Bare-knuckle politics in 'Street Fight' the sad story of Newark's 2002 election
By Steven Rea
March 3, 2006
Although the turf is the alternately blighted and rebounding cityscape of Newark, N.J., Street Fight says a lot about politics, and race, nationwide.
A compelling and occasionally mind-boggling chronicle of the 2002 mayoral election in New Jersey's largest city, Marshall Curry's Oscar-nominated documentary follows an idealistic newcomer as he strives to unseat the four-term incumbent and a daunting political machine.
Cory Booker, a Stanford University football star, Rhodes scholar, and Yale Law School graduate, was 32 when he launched his run against Sharpe James, an old-school Newark politician who came up from the streets, but who now owned a Rolls-Royce, two houses and a yacht.
Both men are black, but that didn't stop James from making race an issue: In interviews, the mayor suggested that the lighter-skinned Booker had white ancestry. The James campaign alleged that Booker was backed by the KKK and various Republican groups. When a Booker staffer is spotted by the mayor, James tells his police entourage to hold the guy. He looks "like a terrorist," the mayor asserts.
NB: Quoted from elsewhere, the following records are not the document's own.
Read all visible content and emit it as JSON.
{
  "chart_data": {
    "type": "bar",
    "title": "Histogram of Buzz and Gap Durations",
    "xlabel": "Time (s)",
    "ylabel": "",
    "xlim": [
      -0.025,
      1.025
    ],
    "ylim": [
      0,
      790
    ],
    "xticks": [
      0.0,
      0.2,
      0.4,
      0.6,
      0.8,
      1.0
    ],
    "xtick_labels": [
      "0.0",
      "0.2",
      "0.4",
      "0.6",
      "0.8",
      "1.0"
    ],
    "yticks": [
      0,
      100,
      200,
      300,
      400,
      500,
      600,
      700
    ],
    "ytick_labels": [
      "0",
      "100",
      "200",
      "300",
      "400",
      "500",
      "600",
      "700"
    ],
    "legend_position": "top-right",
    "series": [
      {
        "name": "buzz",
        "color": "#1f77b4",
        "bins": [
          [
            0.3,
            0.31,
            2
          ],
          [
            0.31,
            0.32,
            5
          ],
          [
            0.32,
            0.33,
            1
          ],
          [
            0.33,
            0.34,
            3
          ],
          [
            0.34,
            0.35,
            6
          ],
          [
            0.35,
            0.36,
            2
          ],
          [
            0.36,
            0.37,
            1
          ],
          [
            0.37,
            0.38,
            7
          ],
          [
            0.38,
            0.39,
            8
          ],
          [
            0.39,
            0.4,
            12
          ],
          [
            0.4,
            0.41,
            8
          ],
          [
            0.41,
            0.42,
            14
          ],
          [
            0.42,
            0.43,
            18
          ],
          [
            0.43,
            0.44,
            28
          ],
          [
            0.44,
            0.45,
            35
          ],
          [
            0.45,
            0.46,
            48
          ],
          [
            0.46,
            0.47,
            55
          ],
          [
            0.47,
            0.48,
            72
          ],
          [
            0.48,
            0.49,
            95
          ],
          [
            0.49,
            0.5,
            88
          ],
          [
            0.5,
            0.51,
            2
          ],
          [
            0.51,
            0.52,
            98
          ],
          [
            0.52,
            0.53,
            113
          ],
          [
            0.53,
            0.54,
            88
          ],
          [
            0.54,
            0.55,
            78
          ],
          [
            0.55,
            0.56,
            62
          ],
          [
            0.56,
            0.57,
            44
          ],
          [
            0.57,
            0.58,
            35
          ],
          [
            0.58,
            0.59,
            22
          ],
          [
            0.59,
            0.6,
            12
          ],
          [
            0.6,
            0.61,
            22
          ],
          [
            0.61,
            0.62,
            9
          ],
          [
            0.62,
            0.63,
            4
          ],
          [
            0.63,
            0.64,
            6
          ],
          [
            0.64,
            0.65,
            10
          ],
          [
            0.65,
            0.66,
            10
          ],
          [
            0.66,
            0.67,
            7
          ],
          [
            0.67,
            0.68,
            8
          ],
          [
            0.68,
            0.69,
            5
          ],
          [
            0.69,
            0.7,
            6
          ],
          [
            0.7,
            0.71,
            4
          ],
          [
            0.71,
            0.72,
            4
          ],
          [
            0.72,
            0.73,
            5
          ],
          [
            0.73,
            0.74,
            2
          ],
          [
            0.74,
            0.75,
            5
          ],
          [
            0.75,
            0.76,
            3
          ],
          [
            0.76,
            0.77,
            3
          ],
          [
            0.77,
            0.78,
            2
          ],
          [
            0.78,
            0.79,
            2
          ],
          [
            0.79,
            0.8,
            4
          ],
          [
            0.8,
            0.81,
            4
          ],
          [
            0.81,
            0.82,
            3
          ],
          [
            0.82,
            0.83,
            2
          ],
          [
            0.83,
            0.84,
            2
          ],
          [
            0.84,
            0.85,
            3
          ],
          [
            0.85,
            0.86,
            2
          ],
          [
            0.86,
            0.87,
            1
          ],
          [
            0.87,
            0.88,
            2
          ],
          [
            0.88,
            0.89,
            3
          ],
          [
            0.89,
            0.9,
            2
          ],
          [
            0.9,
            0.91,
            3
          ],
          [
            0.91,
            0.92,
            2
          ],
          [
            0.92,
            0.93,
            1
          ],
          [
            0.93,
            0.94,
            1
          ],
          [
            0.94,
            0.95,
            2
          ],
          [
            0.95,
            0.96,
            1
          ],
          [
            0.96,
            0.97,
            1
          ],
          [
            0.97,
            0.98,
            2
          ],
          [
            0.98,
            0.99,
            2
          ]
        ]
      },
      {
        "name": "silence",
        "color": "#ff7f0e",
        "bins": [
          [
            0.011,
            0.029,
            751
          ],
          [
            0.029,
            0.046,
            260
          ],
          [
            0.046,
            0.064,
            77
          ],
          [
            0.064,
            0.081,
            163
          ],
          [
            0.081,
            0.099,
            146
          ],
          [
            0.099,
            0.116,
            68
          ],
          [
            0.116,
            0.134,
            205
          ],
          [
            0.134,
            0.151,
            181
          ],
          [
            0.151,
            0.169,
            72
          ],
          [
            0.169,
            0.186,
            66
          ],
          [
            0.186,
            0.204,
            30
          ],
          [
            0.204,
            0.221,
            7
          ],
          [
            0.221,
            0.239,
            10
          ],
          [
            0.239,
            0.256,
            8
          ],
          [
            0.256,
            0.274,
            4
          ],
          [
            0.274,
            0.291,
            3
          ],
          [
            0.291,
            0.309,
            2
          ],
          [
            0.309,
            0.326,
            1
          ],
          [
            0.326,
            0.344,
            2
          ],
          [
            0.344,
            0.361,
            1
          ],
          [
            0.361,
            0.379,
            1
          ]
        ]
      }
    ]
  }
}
Street Fight makes even Philadelphia politics look clean by comparison. (And Philadelphians played a role in James' campaign: A bus of James "supporters" wheels in from the City of Brotherly Love to get out the vote. Wearing James caps and T-shirts, the Philly visitors indicate they are in Newark because, quite simply, they were paid.)
Newark Fire Department crews - in uniform, using city hook-and-ladders - are caught on video removing Booker campaign banners and billboards. Homeowners and businesspeople hosting Booker fund-raisers find themselves being visited by housing inspectors and even the police.
Curry follows Booker - who lives in one of the city's high-rise projects - as he walks the streets, meeting, greeting, spreading the word. The filmmaker's repeated efforts to interview James, or even just record his tours of a Portuguese neighborhood or a bingo barbecue, are met by plainclothes cops warning him to turn his camera off.
In 1940's The Great McGinty, Preston Sturges told a great, satiric comic tale of hardscrabble city politics - the story of crooked aldermen, government shakedowns, voter fraud. Sixty-some years later, Street Fight tells a scarily similar story, only the people are real, and the laughs are few and far between.
Whether or not Street Fight wins the Academy Award Sunday night, Curry's picture is must-see fare for any and every observer of the curious world of American politics.